The characters were wild animals, featuring Lightffoot the Deer, Jimmy Skunk, Reddy Fox, Johnny Chuck, Thumper the Rabbit, and many others.  The titles, such as Peter Rabbit Proves a Friend, A Robber Meets His Match, and What Farmer Brown’s Boy Did all drove home lessons about life. Each animal had character qualities to emulate—or not! Favorite reading spots for me were up in the old apple tree and the woodbox behind the kitchen stove My mother made sure we were well supplied with books, and as I worked on the farm with  my father, he made frequent reference to these same stories that he had loved as a boy, pointing out Blacky the Crow, the Merry Little Breezes, and Jolly Old Mr. Sun, as we went about our farm work.
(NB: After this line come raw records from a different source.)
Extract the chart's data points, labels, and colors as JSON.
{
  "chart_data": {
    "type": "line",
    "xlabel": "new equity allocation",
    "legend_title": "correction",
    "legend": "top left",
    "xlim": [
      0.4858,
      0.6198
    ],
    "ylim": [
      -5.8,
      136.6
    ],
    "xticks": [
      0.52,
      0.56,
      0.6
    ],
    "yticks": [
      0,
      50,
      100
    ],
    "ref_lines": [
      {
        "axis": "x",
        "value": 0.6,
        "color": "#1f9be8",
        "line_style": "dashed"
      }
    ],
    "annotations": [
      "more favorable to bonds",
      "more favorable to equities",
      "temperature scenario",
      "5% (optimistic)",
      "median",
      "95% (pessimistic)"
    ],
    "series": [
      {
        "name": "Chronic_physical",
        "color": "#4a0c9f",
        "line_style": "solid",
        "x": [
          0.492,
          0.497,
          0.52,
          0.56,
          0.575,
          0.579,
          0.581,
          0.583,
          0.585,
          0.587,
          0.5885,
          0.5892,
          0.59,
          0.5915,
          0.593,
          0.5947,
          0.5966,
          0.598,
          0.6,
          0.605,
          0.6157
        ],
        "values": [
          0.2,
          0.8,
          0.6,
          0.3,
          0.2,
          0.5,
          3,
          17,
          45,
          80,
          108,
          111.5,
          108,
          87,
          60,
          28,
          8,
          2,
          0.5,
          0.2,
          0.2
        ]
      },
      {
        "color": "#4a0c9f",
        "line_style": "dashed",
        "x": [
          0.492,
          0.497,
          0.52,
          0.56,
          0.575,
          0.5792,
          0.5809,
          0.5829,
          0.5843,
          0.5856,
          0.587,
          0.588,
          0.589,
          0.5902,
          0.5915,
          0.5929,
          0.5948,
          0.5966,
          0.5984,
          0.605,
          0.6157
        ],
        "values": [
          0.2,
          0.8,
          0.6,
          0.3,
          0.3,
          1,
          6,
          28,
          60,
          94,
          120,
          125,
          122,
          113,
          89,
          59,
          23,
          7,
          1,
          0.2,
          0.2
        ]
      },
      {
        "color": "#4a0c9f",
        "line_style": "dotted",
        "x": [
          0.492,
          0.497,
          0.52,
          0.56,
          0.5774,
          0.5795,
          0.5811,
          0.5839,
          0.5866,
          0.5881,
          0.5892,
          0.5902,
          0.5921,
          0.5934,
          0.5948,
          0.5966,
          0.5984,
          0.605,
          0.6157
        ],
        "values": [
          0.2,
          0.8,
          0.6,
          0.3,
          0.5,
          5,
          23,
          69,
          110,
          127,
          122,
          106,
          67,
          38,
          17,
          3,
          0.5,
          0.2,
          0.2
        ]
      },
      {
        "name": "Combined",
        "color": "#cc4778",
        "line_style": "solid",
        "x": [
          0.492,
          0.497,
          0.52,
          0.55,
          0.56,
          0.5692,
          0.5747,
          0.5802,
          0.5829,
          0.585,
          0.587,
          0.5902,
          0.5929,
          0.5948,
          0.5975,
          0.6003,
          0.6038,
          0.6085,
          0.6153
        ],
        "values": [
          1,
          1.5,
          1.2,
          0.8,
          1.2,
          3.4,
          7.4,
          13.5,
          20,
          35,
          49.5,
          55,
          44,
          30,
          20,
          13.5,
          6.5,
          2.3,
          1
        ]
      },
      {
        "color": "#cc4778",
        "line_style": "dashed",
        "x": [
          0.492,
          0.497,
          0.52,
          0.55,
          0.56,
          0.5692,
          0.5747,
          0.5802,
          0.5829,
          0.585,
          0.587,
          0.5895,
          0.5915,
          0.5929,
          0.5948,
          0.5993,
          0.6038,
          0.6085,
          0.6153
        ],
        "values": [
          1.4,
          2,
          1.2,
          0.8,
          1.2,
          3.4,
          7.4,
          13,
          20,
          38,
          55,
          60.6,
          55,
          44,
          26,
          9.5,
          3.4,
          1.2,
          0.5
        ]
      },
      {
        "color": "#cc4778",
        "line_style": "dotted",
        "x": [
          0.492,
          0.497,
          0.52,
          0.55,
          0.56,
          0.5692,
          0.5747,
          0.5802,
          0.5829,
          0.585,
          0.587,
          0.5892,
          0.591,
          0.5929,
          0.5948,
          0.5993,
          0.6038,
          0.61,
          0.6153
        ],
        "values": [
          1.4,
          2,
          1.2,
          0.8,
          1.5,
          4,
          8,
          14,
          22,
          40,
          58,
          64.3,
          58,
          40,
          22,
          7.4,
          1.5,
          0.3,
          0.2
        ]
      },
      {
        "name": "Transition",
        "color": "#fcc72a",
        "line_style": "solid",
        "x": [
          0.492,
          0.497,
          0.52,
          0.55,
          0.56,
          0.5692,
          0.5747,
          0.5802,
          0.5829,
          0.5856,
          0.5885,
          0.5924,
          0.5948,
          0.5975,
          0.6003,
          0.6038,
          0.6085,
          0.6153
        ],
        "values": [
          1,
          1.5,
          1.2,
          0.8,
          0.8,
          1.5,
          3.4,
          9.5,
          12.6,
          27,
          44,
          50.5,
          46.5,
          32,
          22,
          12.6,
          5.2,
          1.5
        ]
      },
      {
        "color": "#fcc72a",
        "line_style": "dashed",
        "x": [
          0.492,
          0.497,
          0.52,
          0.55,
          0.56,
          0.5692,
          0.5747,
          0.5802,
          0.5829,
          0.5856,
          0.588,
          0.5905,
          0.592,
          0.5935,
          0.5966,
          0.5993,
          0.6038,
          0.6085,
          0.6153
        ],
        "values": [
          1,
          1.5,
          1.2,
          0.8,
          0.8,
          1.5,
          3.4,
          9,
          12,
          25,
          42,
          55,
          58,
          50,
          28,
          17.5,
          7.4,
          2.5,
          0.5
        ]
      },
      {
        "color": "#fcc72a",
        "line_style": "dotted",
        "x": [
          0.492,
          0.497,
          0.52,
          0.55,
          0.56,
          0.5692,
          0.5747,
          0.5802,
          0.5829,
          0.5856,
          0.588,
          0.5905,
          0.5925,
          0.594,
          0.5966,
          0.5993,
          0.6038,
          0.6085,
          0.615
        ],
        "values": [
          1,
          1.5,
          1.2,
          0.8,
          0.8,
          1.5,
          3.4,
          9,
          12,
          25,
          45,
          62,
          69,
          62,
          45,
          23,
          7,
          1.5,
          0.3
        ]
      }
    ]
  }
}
As a young boy, the author, “Thornton, Jr. was brought up by his mother in Sandwich (MA). They lived in humble circumstances. As a youth, he worked tending cows, picking trailing arbutus (mayflowers) or berries, shipping water lilies from local ponds, selling candy, and trapping muskrats. William C. Chipman, one of his employers, lived on Discovery Hill Road, a wildlife habitat of woodland and wetland. This habitat became the setting of many stories in which Burgess refers to Smiling Pool and the Old Briar Patch.”

When I read about the author, I thought of the many enterprises our family has tackled, from mowing lawns to sleeping over with an elderly woman who feared being alone, to selling dried fern fronds to a florist, to taking down trees in yards in town. Lemonade stands, maple fudge, milking cows for a neighbor mauled by his bull. Experience builds a wealth of character—and fodder for writing!

My mind is on my work—of course—while walking through the sugarwoods, but I never fail to note who’s been there before me: Whitefoot the Mouse, Thumper the Rabbit, or perhaps Blackie the Bear!